I'm doing simple string input parsing and I am in need of a string tokenizer. I am new to C# but have programmed Java, and it seems natural that C# should have a string tokenizer. Does it? Where is it? How do I use it?

This question is related to c# string parsing

The answer is


read this, split function has an overload takes an array consist of seperators http://msdn.microsoft.com/en-us/library/system.stringsplitoptions.aspx


If you are using C# 3.5 you could write an extension method to System.String that does the splitting you need. You then can then use syntax:

string.SplitByMyTokens();

More info and a useful example from MS here http://msdn.microsoft.com/en-us/library/bb383977.aspx


The split method of a string is what you need. In fact the tokenizer class in Java is deprecated in favor of Java's string split method.

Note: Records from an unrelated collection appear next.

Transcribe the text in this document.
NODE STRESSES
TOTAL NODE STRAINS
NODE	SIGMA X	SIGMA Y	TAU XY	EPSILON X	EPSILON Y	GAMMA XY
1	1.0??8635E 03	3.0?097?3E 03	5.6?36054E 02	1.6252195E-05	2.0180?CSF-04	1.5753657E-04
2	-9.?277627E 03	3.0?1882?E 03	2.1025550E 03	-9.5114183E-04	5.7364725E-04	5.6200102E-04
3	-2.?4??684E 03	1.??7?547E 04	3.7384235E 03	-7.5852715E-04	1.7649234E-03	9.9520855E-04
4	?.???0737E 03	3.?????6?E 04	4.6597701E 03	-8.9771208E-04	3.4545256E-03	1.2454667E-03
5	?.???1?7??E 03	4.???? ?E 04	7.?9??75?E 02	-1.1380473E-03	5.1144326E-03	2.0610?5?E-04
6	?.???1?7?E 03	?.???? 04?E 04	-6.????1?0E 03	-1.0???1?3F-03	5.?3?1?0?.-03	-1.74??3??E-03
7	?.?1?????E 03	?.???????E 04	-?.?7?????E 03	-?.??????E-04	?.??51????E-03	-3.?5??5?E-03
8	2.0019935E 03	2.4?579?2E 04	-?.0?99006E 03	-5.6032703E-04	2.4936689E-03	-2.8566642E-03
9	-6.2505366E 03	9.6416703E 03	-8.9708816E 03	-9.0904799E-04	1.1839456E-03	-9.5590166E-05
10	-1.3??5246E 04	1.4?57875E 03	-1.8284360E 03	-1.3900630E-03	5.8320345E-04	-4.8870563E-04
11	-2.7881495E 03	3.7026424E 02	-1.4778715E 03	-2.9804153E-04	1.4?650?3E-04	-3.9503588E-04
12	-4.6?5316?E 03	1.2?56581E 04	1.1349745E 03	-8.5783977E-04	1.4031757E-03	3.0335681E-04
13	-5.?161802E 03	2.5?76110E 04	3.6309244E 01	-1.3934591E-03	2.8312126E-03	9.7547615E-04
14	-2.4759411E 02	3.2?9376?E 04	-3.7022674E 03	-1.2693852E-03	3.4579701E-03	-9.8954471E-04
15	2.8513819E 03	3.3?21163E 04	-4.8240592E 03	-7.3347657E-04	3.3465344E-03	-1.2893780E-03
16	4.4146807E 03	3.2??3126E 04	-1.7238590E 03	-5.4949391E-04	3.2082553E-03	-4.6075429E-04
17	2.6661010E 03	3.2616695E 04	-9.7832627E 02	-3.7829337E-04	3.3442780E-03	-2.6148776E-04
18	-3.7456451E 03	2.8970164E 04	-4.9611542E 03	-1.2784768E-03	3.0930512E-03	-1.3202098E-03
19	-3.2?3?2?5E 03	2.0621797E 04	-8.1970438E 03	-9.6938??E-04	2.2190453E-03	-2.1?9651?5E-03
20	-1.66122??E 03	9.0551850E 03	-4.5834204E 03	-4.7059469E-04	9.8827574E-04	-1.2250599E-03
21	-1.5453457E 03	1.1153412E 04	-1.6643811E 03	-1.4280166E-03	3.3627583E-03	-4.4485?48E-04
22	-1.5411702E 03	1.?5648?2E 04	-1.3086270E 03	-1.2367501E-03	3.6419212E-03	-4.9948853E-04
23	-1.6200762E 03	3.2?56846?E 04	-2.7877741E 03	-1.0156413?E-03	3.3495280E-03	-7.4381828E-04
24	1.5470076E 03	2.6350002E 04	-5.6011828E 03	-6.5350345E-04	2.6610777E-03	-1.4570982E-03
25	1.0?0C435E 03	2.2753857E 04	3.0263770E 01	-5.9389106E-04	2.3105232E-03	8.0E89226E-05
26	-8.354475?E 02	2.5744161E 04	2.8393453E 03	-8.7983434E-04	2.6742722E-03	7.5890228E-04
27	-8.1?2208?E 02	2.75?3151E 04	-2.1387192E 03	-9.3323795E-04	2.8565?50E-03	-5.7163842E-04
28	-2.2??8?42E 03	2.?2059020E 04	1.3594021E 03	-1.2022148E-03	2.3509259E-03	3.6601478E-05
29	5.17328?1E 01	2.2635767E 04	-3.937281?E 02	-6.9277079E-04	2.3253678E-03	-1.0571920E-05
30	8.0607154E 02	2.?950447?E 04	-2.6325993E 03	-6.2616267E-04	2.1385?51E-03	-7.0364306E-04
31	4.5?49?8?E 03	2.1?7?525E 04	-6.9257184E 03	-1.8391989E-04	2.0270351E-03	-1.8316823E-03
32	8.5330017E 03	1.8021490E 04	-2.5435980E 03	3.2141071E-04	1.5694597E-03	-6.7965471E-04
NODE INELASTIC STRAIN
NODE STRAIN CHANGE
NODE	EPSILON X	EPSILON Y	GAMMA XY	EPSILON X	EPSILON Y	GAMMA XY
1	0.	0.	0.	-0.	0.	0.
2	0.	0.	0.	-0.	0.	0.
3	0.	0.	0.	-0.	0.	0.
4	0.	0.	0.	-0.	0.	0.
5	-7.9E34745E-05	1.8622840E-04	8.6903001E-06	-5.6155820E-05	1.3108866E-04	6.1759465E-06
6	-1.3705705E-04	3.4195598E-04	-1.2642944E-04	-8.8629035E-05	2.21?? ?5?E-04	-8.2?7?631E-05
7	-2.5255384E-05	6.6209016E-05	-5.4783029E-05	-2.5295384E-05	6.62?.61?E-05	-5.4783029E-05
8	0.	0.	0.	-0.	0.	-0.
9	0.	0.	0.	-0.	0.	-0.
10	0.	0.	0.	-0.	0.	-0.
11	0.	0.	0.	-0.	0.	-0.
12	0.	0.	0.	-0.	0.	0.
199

If you're trying to do something like splitting command line arguments in a .NET Console app, you're going to have issues because .NET is either broken or is trying to be clever (which means it's as good as broken). I needed to be able to split arguments by the space character, preserving any literals that were quoted so they didn't get split in the middle. This is the code I wrote to do the job:

private static List<String> Tokenise(string value, char seperator)
{
    List<string> result = new List<string>();
    value = value.Replace("  ", " ").Replace("  ", " ").Trim();
    StringBuilder sb = new StringBuilder();
    bool insideQuote = false;
    foreach(char c in value.ToCharArray())
    {
        if(c == '"')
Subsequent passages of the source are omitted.